On Sunday, I finally got a chance to see Selma. It's a movie based on the voting rights march between Selma and Montgomery, Alabama. It literally started off with a bang being inside of a church that literally blew up with four little girls inside.
It illustrated a lot of points for me in my belief in how successful the civil rights movement of the 1960s was. Mainly TV helped to advance the causes especially since many southern politicians and law enforcement proved to be very aggressive in combating the civil rights activism. Many people risked their lives and bodies for what was right for all Americans.

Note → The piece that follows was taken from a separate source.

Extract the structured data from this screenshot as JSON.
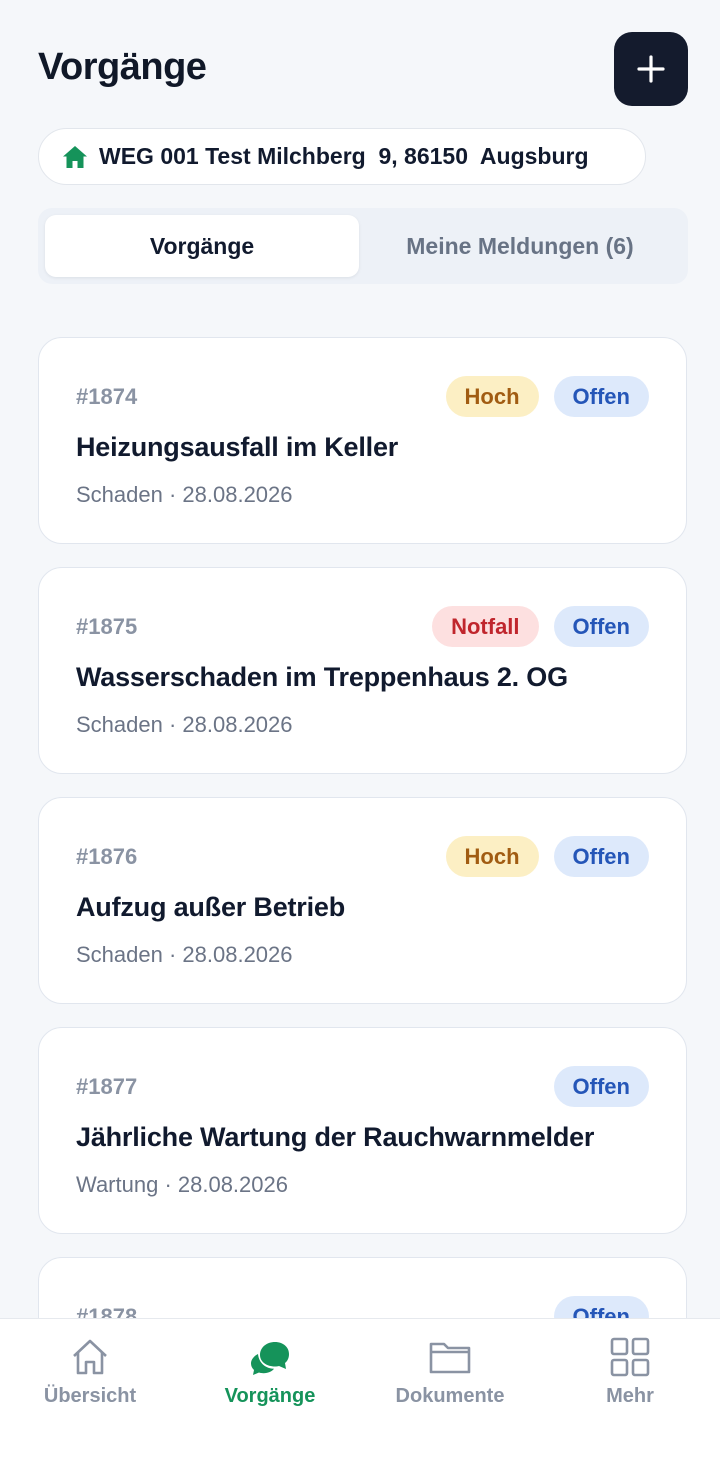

It's wrong to make it onerous for American citizens to be able to vote and have a voice in their own communities. It's onerous make a certain segment of the population to sit in the back of the bus. It's certainly onerous to have separate classrooms for Americans of different ethnicitis and even more to insure one group had a better education than the other.
I could go on & on, but the point I wanted to make is that in attempting to keep the system as it was the American people of the 1960s saw how brutal and violent it was. There were forces in Selma, Alabama who fought to keep the system that existed then. We could also theorize something else was going on in the lives of these law enforcement personnel that caused them to brutalize unarmed citizens.
Off of the front-line, the southern politicians knew this would become a political or PR nightmare. And we need not worry about only then Governor George Wallace, then President Lyndon Johnson who was clearly engaged with the civil rights movement wanted to move forward with other political objectives. In the end he had been forced to move voting rights forward instead of finding himself on the wrong side.
Perhaps in the end regardless of how many heads police cracked open and regardless of how the KKK terrorized the Black populations of the south the end was near for the south as they knew it. No aggression would change the tide and if the world was watching on TV - with only three major channels and no 24/7 news networks - perhaps all they did was make themselves villains.
Having seen this film at Ford City - which is my first visit there since the 1990s - it was a great time to pay a visit in a theater that had been recently refurbished. A great movie based on history and of course a reminder of where we have gone and what it takes to make changes in America.